THROUGH THE WOODS: The 180th Chatham Fair

Frank Wambach and his horses Comet and Cupid c. 1925. Photo contributed

THE COLUMBIA COUNTY FAIR in Chatham is back! We can’t absolutely prove it, but it is probable that our family attended since the beginning. My maternal grandfather, Frank Wambach, was off to the fair with his horses Comet and Cupid circa 1925 hoping to win a prize. He lost first prize to the Chatham Payne family team.

The fair was centered on agriculture, which was the backbone of the community. My parents sorted out our prize vegetables, jars of pickles, needlework, and old tools to use in the Austerlitz Grange display. We kids had artwork submitted to be viewed with other schools around the county. In the 1950s I had 4-H entries of cookies, muffins and other desserts. Later I won prizes with my New Zealand White rabbits. These were great meat producing rabbits and relished by my modest number of customers.

In my teen years we showed Shetland ponies in driving and breeding classes. In fact, our favorite part of the fair was anything to do with horses. I trained and showed for others because my parents never allowed us to take larger livestock. The reason given for this was they were afraid of diseases from other animals. I suspect it was more likely all the work and expense involved because I never heard of anyone having this happen.

The grandstand was where we watched the shows, school queen crowned, numerous horse races, and politicians circulating through the crowds. I never dreamed that someday I was to have that beautiful pinto horse that led out the racehorses onto the track. She was a handful for a twelve-year-old to ride and I loved her. My mother’s best friend “Aunt Jane” came up from Connecticut every year and usually brought her parents. We loved her mother because she gave each of us children a 50-cent piece to spend on anything we liked. That was a vast fortune back then. Of course, we happily squandered it on the midway games, Ferris wheel, cotton candy, and always one of those “tweety birds” on a string that dangled from a stick and chirped when flown threw the air. I was shocked to learn from my father’s elderly sister that she loved those birds too. When she was a young child, she sat on the end of the horse drawn wagon playing with one of those birds. They were on their 6-mile drive home after a long day at the Fair and she dropped her bird. No matter how much she pleaded her father would not stop to pick it up from the road. I suspect she didn’t remember the warnings about dropping things out of the wagon, but she still remembered the loss and was angry.

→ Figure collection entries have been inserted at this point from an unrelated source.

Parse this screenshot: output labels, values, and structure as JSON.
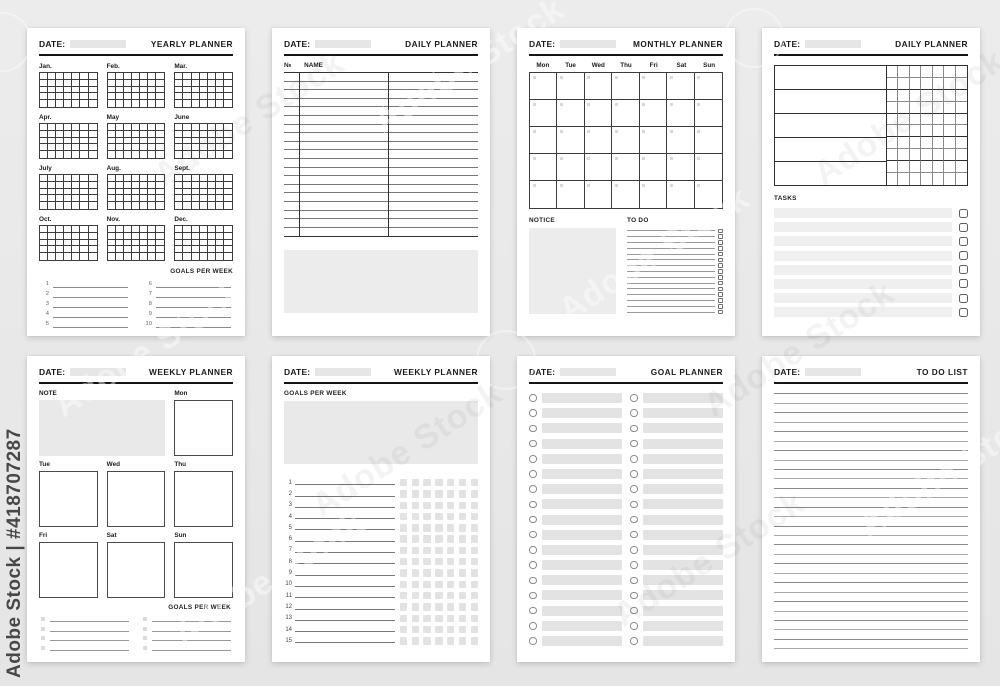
{
  "background_color": "#e9e9e9",
  "accent_color": "#161616",
  "watermark": {
    "side_text": "Adobe Stock | #418707287",
    "diagonal_text": "Adobe Stock"
  },
  "planners": {
    "yearly": {
      "date_label": "DATE:",
      "title": "YEARLY PLANNER",
      "months": [
        "Jan.",
        "Feb.",
        "Mar.",
        "Apr.",
        "May",
        "June",
        "July",
        "Aug.",
        "Sept.",
        "Oct.",
        "Nov.",
        "Dec."
      ],
      "month_grid": {
        "columns": 7,
        "rows": 5
      },
      "goals_label": "GOALS PER WEEK",
      "goal_numbers": [
        "1",
        "2",
        "3",
        "4",
        "5",
        "6",
        "7",
        "8",
        "9",
        "10"
      ]
    },
    "daily_list": {
      "date_label": "DATE:",
      "title": "DAILY PLANNER",
      "number_column_label": "№",
      "name_column_label": "NAME",
      "table_rows": 19
    },
    "monthly": {
      "date_label": "DATE:",
      "title": "MONTHLY PLANNER",
      "weekdays": [
        "Mon",
        "Tue",
        "Wed",
        "Thu",
        "Fri",
        "Sat",
        "Sun"
      ],
      "calendar": {
        "columns": 7,
        "rows": 5
      },
      "notice_label": "NOTICE",
      "todo_label": "TO DO",
      "todo_lines": 15
    },
    "daily_grid": {
      "date_label": "DATE:",
      "title": "DAILY PLANNER",
      "schedule_rows": 5,
      "habit_grid": {
        "columns": 7,
        "rows": 10
      },
      "tasks_label": "TASKS",
      "task_rows": 8
    },
    "weekly_boxes": {
      "date_label": "DATE:",
      "title": "WEEKLY PLANNER",
      "note_label": "NOTE",
      "days": [
        "Mon",
        "Tue",
        "Wed",
        "Thu",
        "Fri",
        "Sat",
        "Sun"
      ],
      "goals_label": "GOALS PER WEEK",
      "goal_lines": 8
    },
    "weekly_goals": {
      "date_label": "DATE:",
      "title": "WEEKLY PLANNER",
      "goals_label": "GOALS PER WEEK",
      "list_numbers": [
        "1",
        "2",
        "3",
        "4",
        "5",
        "6",
        "7",
        "8",
        "9",
        "10",
        "11",
        "12",
        "13",
        "14",
        "15"
      ],
      "squares_per_row": 7
    },
    "goal": {
      "date_label": "DATE:",
      "title": "GOAL PLANNER",
      "columns": 2,
      "rows_per_column": 17
    },
    "todo_list": {
      "date_label": "DATE:",
      "title": "TO DO LIST",
      "ruled_lines": 28
    }
  }
}
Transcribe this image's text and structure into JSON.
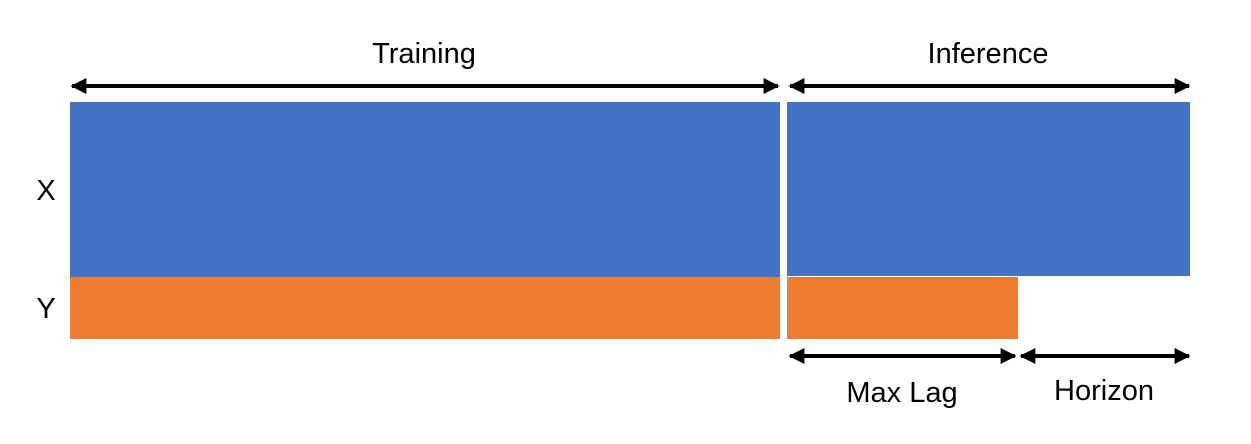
{
  "labels": {
    "training": "Training",
    "inference": "Inference",
    "x_row": "X",
    "y_row": "Y",
    "max_lag": "Max Lag",
    "horizon": "Horizon"
  },
  "colors": {
    "x_block": "#4472C4",
    "y_block": "#ED7D31",
    "arrow": "#000000",
    "background": "#FFFFFF"
  }
}
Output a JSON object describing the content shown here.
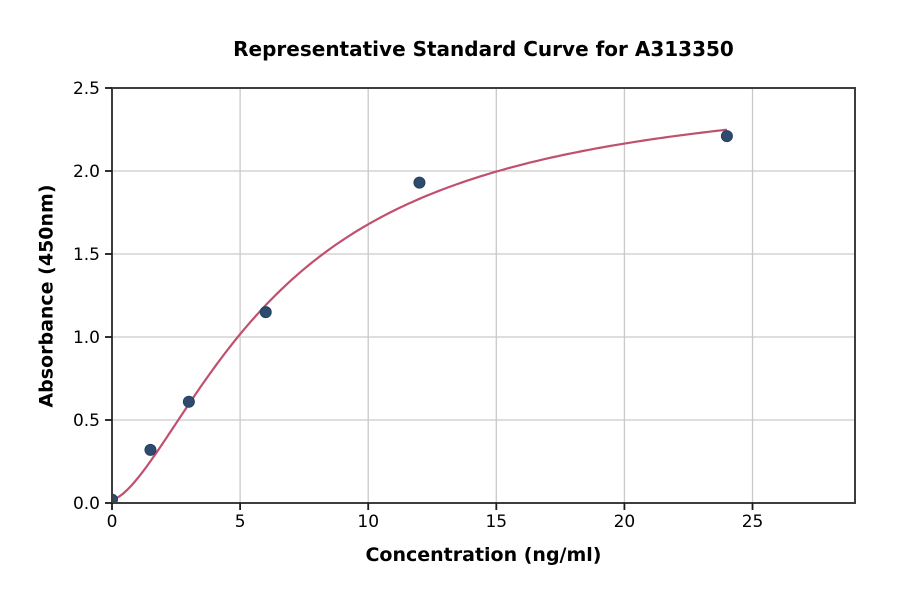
{
  "chart_data": {
    "type": "scatter",
    "title": "Representative Standard Curve for A313350",
    "xlabel": "Concentration (ng/ml)",
    "ylabel": "Absorbance (450nm)",
    "xlim": [
      0,
      29
    ],
    "ylim": [
      0,
      2.5
    ],
    "xticks": [
      0,
      5,
      10,
      15,
      20,
      25
    ],
    "xtick_labels": [
      "0",
      "5",
      "10",
      "15",
      "20",
      "25"
    ],
    "yticks": [
      0,
      0.5,
      1,
      1.5,
      2,
      2.5
    ],
    "ytick_labels": [
      "0.0",
      "0.5",
      "1.0",
      "1.5",
      "2.0",
      "2.5"
    ],
    "grid": true,
    "legend": "none",
    "points": [
      {
        "x": 0,
        "y": 0.02
      },
      {
        "x": 1.5,
        "y": 0.32
      },
      {
        "x": 3,
        "y": 0.61
      },
      {
        "x": 6,
        "y": 1.15
      },
      {
        "x": 12,
        "y": 1.93
      },
      {
        "x": 24,
        "y": 2.21
      }
    ],
    "fit_curve": {
      "model": "4PL",
      "min": 0.02,
      "max": 2.55,
      "ec50": 6.6,
      "hill": 1.55,
      "x_start": 0,
      "x_end": 24
    },
    "colors": {
      "point_fill": "#2e4b6e",
      "point_edge": "#22405f",
      "curve": "#c0506e",
      "grid": "#c9c9c9",
      "spine": "#3d3d3d",
      "tick": "#1a1a1a",
      "text": "#000000",
      "background": "#ffffff"
    }
  }
}
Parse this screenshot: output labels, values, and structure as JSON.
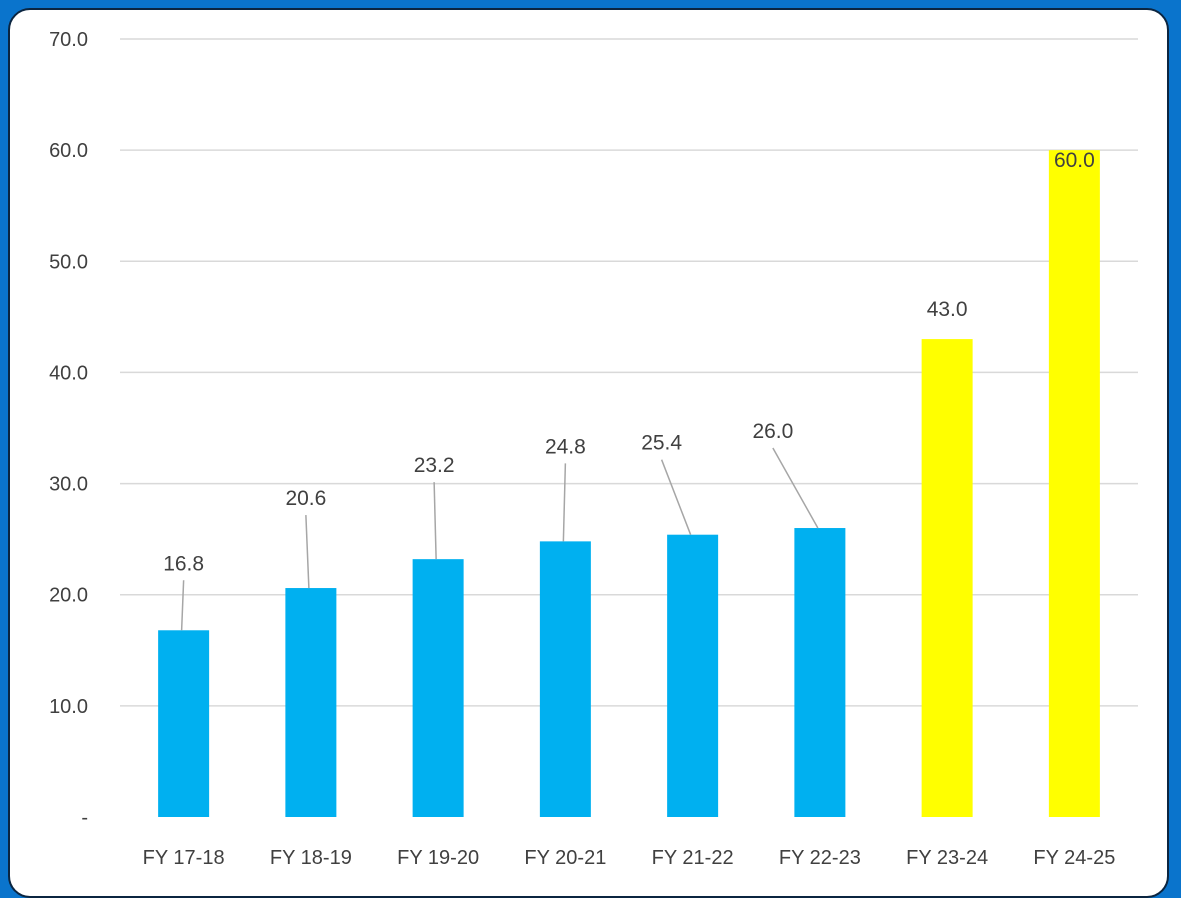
{
  "chart_data": {
    "type": "bar",
    "title": "",
    "xlabel": "",
    "ylabel": "",
    "categories": [
      "FY 17-18",
      "FY 18-19",
      "FY 19-20",
      "FY 20-21",
      "FY 21-22",
      "FY 22-23",
      "FY 23-24",
      "FY 24-25"
    ],
    "values": [
      16.8,
      20.6,
      23.2,
      24.8,
      25.4,
      26.0,
      43.0,
      60.0
    ],
    "data_labels": [
      "16.8",
      "20.6",
      "23.2",
      "24.8",
      "25.4",
      "26.0",
      "43.0",
      "60.0"
    ],
    "bar_colors": [
      "#00b0f0",
      "#00b0f0",
      "#00b0f0",
      "#00b0f0",
      "#00b0f0",
      "#00b0f0",
      "#ffff00",
      "#ffff00"
    ],
    "ylim": [
      0,
      70
    ],
    "y_ticks": [
      0,
      10,
      20,
      30,
      40,
      50,
      60,
      70
    ],
    "y_tick_labels": [
      "-",
      "10.0",
      "20.0",
      "30.0",
      "40.0",
      "50.0",
      "60.0",
      "70.0"
    ],
    "grid": true,
    "legend": "none"
  },
  "colors": {
    "background": "#0a74cc",
    "panel": "#ffffff",
    "gridline": "#d9d9d9",
    "leader_line": "#a6a6a6",
    "text": "#404040"
  }
}
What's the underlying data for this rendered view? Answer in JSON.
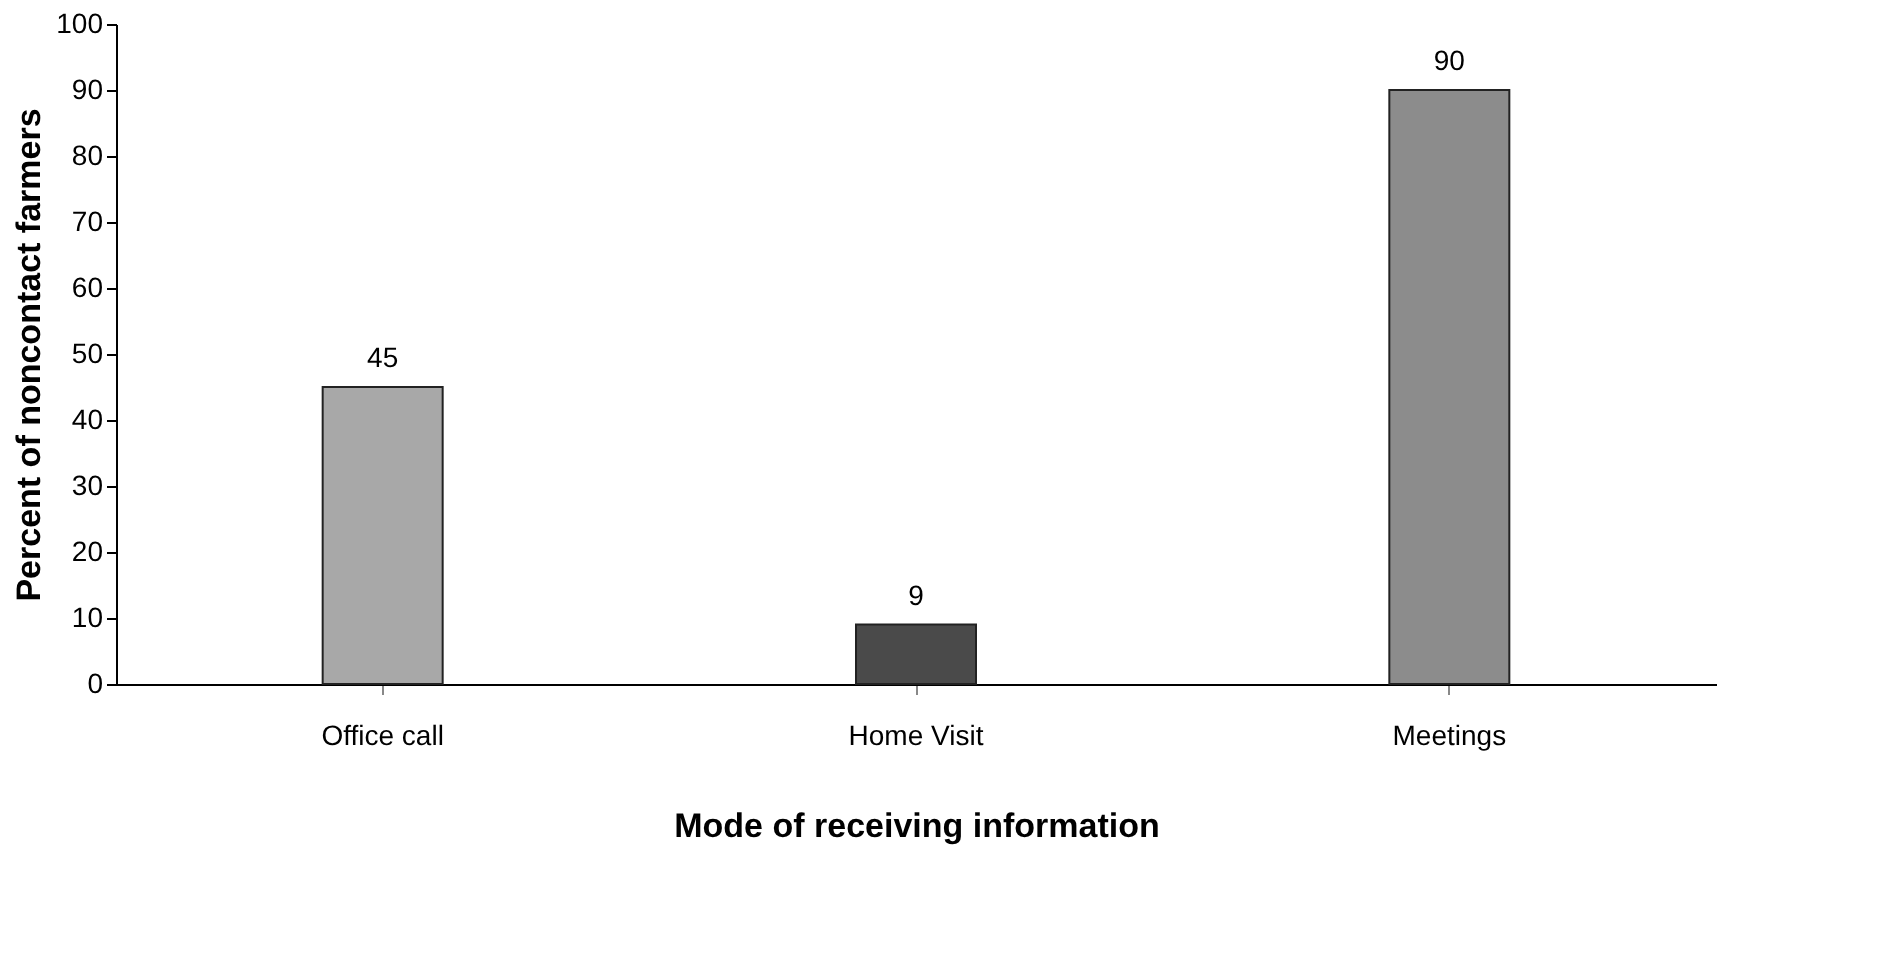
{
  "chart_data": {
    "type": "bar",
    "xlabel": "Mode of receiving information",
    "ylabel": "Percent of noncontact farmers",
    "categories": [
      "Office call",
      "Home Visit",
      "Meetings"
    ],
    "values": [
      45,
      9,
      90
    ],
    "colors": [
      "#a8a8a8",
      "#4a4a4a",
      "#8c8c8c"
    ],
    "ylim": [
      0,
      100
    ],
    "yticks": [
      0,
      10,
      20,
      30,
      40,
      50,
      60,
      70,
      80,
      90,
      100
    ],
    "data_labels": true,
    "grid": false
  }
}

Aunt Jane always brought something else with her to the fair, rain. It was a standing joke and it prompted putting umbrellas and raincoats in the cars as soon as she arrived. I was always sad for the poor firemen when it was their parade day, and I can see them sloshing through the puddles in their boots and slickers. At least it was cooler than those blazing, parching sunny days, and it always dried up fast.

If I close my eyes there are so many familiar fair smells like the sausages and peppers, dust, strong Lysol in the restrooms, beer tents, straw and wood shavings, barns, and of course the perfumes of warm fudge and cotton candy. The whole hustle and bustle and jostling crowd was a huge event in a small community.

There was happy music, flashing lights at night, the carny people calling out, meeting friends not seen since school let out. It was and still is a terrific way to celebrate the end of summer. The bad part of it was that the fair and the singing crickets meant that we had to go back to school again. That feeling returns to the pit of the stomach (even after all these years), of anticipation of many good things along with the dread of the unknown for the coming year. Despite this, I am happily remembering, particularly this year, and the ad is true, you really can “be a kid again” at the fair.